我们考虑以下涉及多谐算子的规定曲率问题：

其中\（m ^ * = \ frac {2N} {N-2m}，\; N \ ge 4m + 1 \），\（m \ in {\ mathbb {N}} _ + \），\（（y '，y''）\ in {\ mathbb {R}} ^ {2} \ times {\ mathbb {R}} ^ {N-2} \）和\（Q（| y'|，y'' ）\）是\（{\ mathbb {R}} ^ {+} \ times {\ mathbb {R}} ^ {N-2} \）中的有界非负函数。

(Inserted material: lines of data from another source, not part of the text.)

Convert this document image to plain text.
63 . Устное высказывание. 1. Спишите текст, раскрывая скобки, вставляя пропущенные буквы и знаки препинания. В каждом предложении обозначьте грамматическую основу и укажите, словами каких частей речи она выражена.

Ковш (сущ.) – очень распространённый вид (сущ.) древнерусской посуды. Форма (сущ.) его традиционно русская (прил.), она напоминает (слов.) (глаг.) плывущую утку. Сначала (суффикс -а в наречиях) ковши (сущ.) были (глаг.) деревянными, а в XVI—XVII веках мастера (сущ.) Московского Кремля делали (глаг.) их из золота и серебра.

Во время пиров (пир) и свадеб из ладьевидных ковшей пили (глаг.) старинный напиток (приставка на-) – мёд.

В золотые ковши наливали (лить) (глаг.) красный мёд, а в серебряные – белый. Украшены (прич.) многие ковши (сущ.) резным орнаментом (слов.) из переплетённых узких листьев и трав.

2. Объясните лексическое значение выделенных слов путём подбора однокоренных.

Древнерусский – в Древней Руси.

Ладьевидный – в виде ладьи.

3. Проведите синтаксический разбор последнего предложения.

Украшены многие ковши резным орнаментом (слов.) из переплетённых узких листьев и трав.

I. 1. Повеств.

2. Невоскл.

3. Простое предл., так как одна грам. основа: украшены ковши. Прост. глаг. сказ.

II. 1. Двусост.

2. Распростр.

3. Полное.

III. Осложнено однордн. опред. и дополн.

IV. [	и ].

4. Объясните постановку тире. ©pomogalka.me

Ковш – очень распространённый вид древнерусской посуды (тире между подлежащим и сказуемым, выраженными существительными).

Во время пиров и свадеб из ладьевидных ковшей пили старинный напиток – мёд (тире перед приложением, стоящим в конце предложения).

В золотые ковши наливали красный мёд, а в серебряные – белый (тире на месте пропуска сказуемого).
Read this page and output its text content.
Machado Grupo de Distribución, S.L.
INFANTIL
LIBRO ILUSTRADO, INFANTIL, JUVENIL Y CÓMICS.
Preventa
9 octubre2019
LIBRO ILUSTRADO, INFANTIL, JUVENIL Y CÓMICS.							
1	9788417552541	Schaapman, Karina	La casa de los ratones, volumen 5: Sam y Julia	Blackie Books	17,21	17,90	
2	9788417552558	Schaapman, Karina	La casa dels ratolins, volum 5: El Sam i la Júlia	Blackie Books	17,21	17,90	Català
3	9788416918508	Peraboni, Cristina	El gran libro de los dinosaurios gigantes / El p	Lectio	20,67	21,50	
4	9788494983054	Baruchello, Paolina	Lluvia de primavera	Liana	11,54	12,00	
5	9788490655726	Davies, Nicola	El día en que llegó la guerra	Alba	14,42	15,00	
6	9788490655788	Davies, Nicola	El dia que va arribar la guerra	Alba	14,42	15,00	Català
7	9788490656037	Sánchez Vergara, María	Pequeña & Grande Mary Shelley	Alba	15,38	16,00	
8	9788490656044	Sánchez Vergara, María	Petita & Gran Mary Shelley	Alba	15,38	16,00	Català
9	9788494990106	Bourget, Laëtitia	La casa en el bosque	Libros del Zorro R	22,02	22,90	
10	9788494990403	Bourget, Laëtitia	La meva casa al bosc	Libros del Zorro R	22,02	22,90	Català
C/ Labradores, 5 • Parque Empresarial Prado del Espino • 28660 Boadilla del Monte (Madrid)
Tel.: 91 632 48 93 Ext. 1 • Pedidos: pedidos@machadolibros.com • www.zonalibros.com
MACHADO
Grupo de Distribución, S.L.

\（{\ mathbb {S}} ^ N \）是具有诱导黎曼度量g的单位球面，\（D_m \）是\（D_m = \ prod _ {k = 1} ^ m（- \ Delta _g + \ frac {1} {4}（N-2k）（N + 2k-2）），\）其中\（\ Delta _g \）是\（{\ mathbb {S} } ^ N \）。通过对多谐波算子使用有限约简参数和局部Pohozaev型恒等式，我们证明了如果\（N \ ge 4m + 1 \）和\（Q（r，y''）\）具有稳定的临界点\（ （r_0，y_0''）\），则上述问题具有无限多个解决方案，其能量可以任意大。